The Scottish Government has "repeatedly requested" details of Home Office probes into the deaths of asylum seekers in Glasgow, Nicola Sturgeon has said.

At First Minister's Questions, Scottish Greens MSP Maggie Chapman raised the "dreadful acceleration in loss of life in the UK's asylum accommodation system", which includes hotels.

That follows the publication of data obtained by civil liberties campaigners Liberty and the Observer which revealed that "at least 107" people provided with asylum housing died between April 2016 and May this year, including 82 deaths since January 2020. The total is more than officially stated and includes at least 17 who died by suicide or suspected suicide, according to information released under freedom of information. A "safeguarding element" was flagged for 41 individuals who died since the beginning of 2020.

The UK-wide figures coincided with the launch of an independent inquiry by Baroness Helena Kennedy into the treatment of asylum seekers in Glasgow during the pandemic. 

The period, which saw around 600 asylum seekers moved from flats to hotel rooms, includes the death of Syrian man Adnan Elbi and the Park Inn attack, in which Sudanese national Badreddin Abadlla Adam was shot dead by police after stabbing and injuring six people at the city centre hotel. It later emerged that he had sought mental health help more than 70 times before the incident and the Home Office has been criticised by local MPs and others over its handling of the situation and broader asylum seeker provision.

The private inquiry has been commissioned by the Refugees For Justice group and, launching the process, Kennedy said that "a full public inquiry would have been the proper thing" to happen, stating: "If the Home Office is not prepared to self-scrutinise publicly, then others will have to do it."

Speaking in Holyrood, Chapman said mental health and the investigation of deaths are devolved matters, asking: "Will the First Minister support the design and implementation of a Scottish monitoring and lessons learned system for all Scotland of people in the private accommodation or immigration detention here, and will she additionally commit her government to participate fully in phase two of Baroness Helena Kennedy's independent inquiry into the Glasgow asylum seeker deaths and signal her expectation that other Scottish public agencies will do likewise?"

Sturgeon said the Scottish Government has "raised a variety of issues with the UK government on our very real concerns and growing concerns over accommodation and treatment of asylum seekers, and that includes accommodation and appropriate support as well as adequate funding to public services".

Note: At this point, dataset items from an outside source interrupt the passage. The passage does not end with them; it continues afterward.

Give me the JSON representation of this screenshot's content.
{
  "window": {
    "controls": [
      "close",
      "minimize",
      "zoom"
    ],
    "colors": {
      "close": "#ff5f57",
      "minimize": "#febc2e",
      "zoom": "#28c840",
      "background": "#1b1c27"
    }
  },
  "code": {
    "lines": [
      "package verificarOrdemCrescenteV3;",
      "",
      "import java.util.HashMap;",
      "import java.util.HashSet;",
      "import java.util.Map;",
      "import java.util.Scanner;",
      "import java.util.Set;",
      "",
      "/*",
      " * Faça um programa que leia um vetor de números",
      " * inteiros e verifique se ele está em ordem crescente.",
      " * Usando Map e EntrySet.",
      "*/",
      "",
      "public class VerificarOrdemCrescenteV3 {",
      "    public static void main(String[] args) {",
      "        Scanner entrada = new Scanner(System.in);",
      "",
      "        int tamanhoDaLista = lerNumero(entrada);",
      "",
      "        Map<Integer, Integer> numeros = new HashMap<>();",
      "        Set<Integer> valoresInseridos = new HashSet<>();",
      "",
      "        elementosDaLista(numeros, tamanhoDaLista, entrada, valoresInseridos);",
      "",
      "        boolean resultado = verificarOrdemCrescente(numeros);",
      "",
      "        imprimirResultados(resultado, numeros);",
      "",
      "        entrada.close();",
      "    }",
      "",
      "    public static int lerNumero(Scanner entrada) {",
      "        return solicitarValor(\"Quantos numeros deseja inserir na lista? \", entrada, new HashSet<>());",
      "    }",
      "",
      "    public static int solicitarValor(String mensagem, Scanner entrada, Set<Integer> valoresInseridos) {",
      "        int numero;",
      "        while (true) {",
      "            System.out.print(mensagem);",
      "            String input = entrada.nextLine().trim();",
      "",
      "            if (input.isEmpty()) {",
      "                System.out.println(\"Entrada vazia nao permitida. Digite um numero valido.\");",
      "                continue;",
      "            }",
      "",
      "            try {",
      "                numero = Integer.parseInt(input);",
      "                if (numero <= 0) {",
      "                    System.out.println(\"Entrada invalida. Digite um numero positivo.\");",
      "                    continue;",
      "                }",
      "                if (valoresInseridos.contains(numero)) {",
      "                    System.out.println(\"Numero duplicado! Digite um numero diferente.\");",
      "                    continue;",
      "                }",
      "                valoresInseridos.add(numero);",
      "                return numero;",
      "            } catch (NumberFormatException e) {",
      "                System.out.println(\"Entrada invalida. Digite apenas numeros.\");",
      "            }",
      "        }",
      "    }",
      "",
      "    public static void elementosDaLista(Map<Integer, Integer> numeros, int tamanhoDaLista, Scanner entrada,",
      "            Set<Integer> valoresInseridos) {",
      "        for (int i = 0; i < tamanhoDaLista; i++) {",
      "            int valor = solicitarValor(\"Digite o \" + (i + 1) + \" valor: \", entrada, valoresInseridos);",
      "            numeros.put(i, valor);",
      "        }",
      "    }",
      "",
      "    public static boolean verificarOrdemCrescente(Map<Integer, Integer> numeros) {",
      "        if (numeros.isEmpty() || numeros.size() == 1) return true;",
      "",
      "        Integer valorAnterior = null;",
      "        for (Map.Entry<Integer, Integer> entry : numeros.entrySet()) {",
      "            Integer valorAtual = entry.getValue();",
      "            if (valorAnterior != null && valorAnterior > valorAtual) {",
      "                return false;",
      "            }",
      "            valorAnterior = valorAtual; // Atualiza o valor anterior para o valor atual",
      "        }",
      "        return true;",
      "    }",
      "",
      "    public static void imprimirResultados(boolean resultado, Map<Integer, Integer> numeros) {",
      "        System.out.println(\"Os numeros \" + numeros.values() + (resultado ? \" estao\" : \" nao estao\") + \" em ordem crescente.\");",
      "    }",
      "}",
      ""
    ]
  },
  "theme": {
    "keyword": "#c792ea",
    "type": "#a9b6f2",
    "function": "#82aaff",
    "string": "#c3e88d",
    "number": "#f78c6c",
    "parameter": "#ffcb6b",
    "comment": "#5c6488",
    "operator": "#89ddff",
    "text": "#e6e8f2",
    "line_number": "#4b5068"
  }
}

She went on: "We've also repeatedly requested details of any investigation undertaken by the Home Office following deaths in asylum accommodation in Glasgow, and we've requested an update on the status of recommendations in an internal Home Office report on asylum accommodation during the pandemic that appeared in the media in April, but has not yet been made public. 

"We've not yet received any approach to participate in the inquiry led by Baroness Kennedy but of course, we will respond positively and appropriately should we do so."